Definição Importante Nº 1: Razão é a capacidade que um ser humano tem de perceber e sistematizar a realidade.
Não é: (i) A "certeza/correcção", como por exemplo na frase "o Pedro tem razão e tu estás errado"; (ii) A "verdade/nirvana", como por exemplo na frase "o Zé Manel está a meditar no Tibete para alcançar a Razão".
Definição Importante Nº 2: Moral Racional (objectivista) é um código ético que pode ser explicado racionalmente e que está dependente do contexto e do sujeito na avaliação dos valores.
Não é: (i) o Racionalismo de Platão, Descartes, Kant ou outro qualquer; (ii) um código intransigente que uma vez identificado se impõe a todos; (iii) um código
à la carte onde cada um escolhe as suas premissas.

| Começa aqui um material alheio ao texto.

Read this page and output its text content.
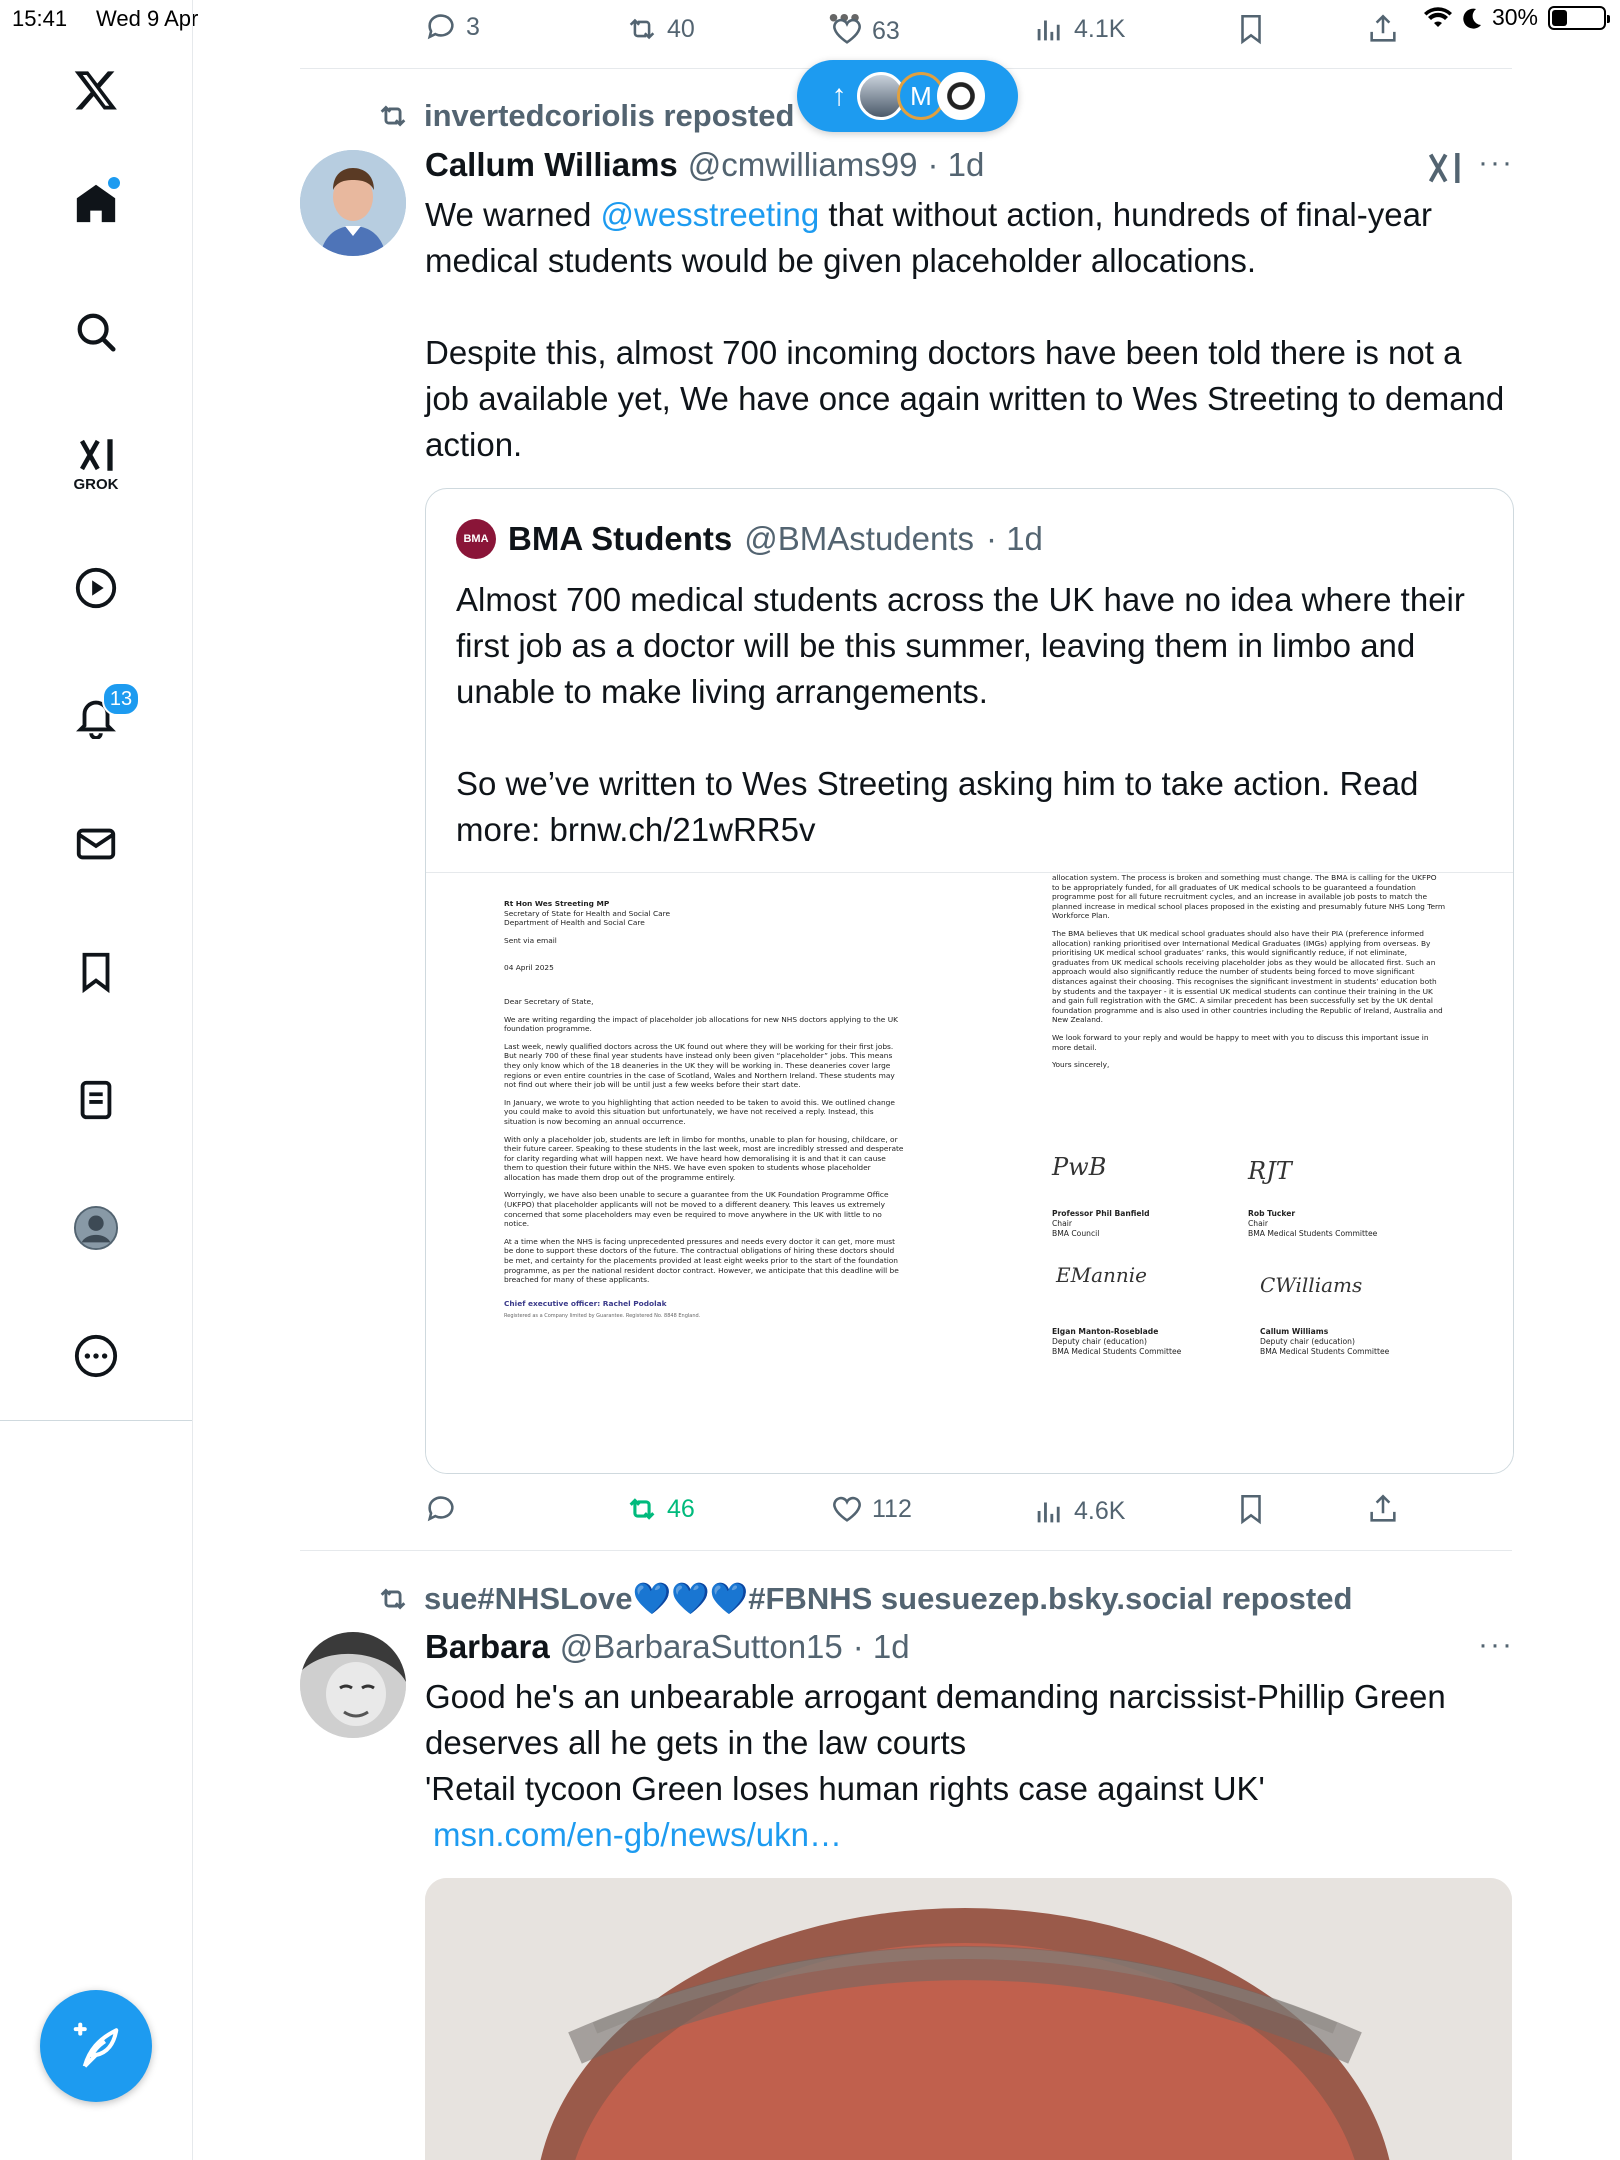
15:41 Wed 9 Apr	•••	30%
GROK
13
3	40	63	4.1K
invertedcoriolis reposted
↑	M
Callum Williams @cmwilliams99 · 1d	···
We warned @wesstreeting that without action, hundreds of final-year medical students would be given placeholder allocations.

Despite this, almost 700 incoming doctors have been told there is not a job available yet, We have once again written to Wes Streeting to demand action.
BMA BMA Students @BMAstudents · 1d
Almost 700 medical students across the UK have no idea where their first job as a doctor will be this summer, leaving them in limbo and unable to make living arrangements.

So we’ve written to Wes Streeting asking him to take action. Read more: brnw.ch/21wRR5v

Rt Hon Wes Streeting MP

Secretary of State for Health and Social Care
Department of Health and Social Care

Sent via email

04 April 2025

Dear Secretary of State,

We are writing regarding the impact of placeholder job allocations for new NHS doctors applying to the UK foundation programme.

Last week, newly qualified doctors across the UK found out where they will be working for their first jobs. But nearly 700 of these final year students have instead only been given “placeholder” jobs. This means they only know which of the 18 deaneries in the UK they will be working in. These deaneries cover large regions or even entire countries in the case of Scotland, Wales and Northern Ireland. These students may not find out where their job will be until just a few weeks before their start date.

In January, we wrote to you highlighting that action needed to be taken to avoid this. We outlined change you could make to avoid this situation but unfortunately, we have not received a reply. Instead, this situation is now becoming an annual occurrence.

With only a placeholder job, students are left in limbo for months, unable to plan for housing, childcare, or their future career. Speaking to these students in the last week, most are incredibly stressed and desperate for clarity regarding what will happen next. We have heard how demoralising it is and that it can cause them to question their future within the NHS. We have even spoken to students whose placeholder allocation has made them drop out of the programme entirely.

Worryingly, we have also been unable to secure a guarantee from the UK Foundation Programme Office (UKFPO) that placeholder applicants will not be moved to a different deanery. This leaves us extremely concerned that some placeholders may even be required to move anywhere in the UK with little to no notice.

At a time when the NHS is facing unprecedented pressures and needs every doctor it can get, more must be done to support these doctors of the future. The contractual obligations of hiring these doctors should be met, and certainty for the placements provided at least eight weeks prior to the start of the foundation programme, as per the national resident doctor contract. However, we anticipate that this deadline will be breached for many of these applicants.

Chief executive officer: Rachel Podolak

Registered as a Company limited by Guarantee. Registered No. 8848 England.

allocation system. The process is broken and something must change. The BMA is calling for the UKFPO to be appropriately funded, for all graduates of UK medical schools to be guaranteed a foundation programme post for all future recruitment cycles, and an increase in available job posts to match the planned increase in medical school places proposed in the existing and presumably future NHS Long Term Workforce Plan.

The BMA believes that UK medical school graduates should also have their PIA (preference informed allocation) ranking prioritised over International Medical Graduates (IMGs) applying from overseas. By prioritising UK medical school graduates’ ranks, this would significantly reduce, if not eliminate, graduates from UK medical schools receiving placeholder jobs as they would be allocated first. Such an approach would also significantly reduce the number of students being forced to move significant distances against their choosing. This recognises the significant investment in students’ education both by students and the taxpayer - it is essential UK medical students can continue their training in the UK and gain full registration with the GMC. A similar precedent has been successfully set by the UK dental foundation programme and is also used in other countries including the Republic of Ireland, Australia and New Zealand.

We look forward to your reply and would be happy to meet with you to discuss this important issue in more detail.

Yours sincerely,

PwB
Professor Phil Banfield
Chair
BMA Council
RJT
Rob Tucker
Chair
BMA Medical Students Committee
EMannie
Elgan Manton-Roseblade
Deputy chair (education)
BMA Medical Students Committee
CWilliams
Callum Williams
Deputy chair (education)
BMA Medical Students Committee
46	112	4.6K
sue#NHSLove💙💙💙#FBNHS suesuezep.bsky.social reposted
Barbara @BarbaraSutton15 · 1d	···
Good he's an unbearable arrogant demanding narcissist-Phillip Green deserves all he gets in the law courts
'Retail tycoon Green loses human rights case against UK'
msn.com/en-gb/news/ukn…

Nos dois extremos clássicos do debate sobre a natureza dos valores temos de um lado intrinsicistas, que acham que as premissas fundamentais a que se refere o João Miranda são reveladas ou descobertas, quer por intervenção divina, pela "tradição" ou "história"; do outro os subjectivistas/relativistas, que acham que essas premissas fundamentais dependem de cada indivíduo (hedonistas), ou que são indiferentes ou impossíveis de determinar (nihilistas). Adicionalmente, há os objectivistas, que rejeitam ambas as posições clássicas (mais detalhes
aqui,
aqui e
aqui).
Por definição, os intrinsicistas não aceitam a ideia de uma base racional para a ética. A citação acima do João Miranda não se aplica a eles. Sobram os relativistas e os objectivistas.
Para os relativistas, a base do seu sistema ético é por definição o resultado da sua própria escolha, caso contrário não eram relativistas. Logo, a citação acima é tautológica. Isto aceitando que os relativistas partem de uma base racional e não emocional, aleatória ou caprichosa na sua concepção da ética.
Já para os objectivistas, as premissas fundamentais terão de ter as raízes na realidade. Isto é, os valores estão alicerçados em factos observáveis e inteligíveis graças à nossa capacidade racional. Por isso, a citação é uma contradição nos termos. Para eles, as premissas não são matéria de escolha. A sua grande diferença para o intrinsicistas, contudo, passa pelo reconhecimento de um elemento subjectivo que tem um papel no
ranking relativo dos valores. Ou seja, a natureza de "bem" ou "mal", ou de "certo" ou "errado", é objectiva; mas a importância relativa na comparação directa entre dois valores diferentes depende do contexto do sujeito avaliador.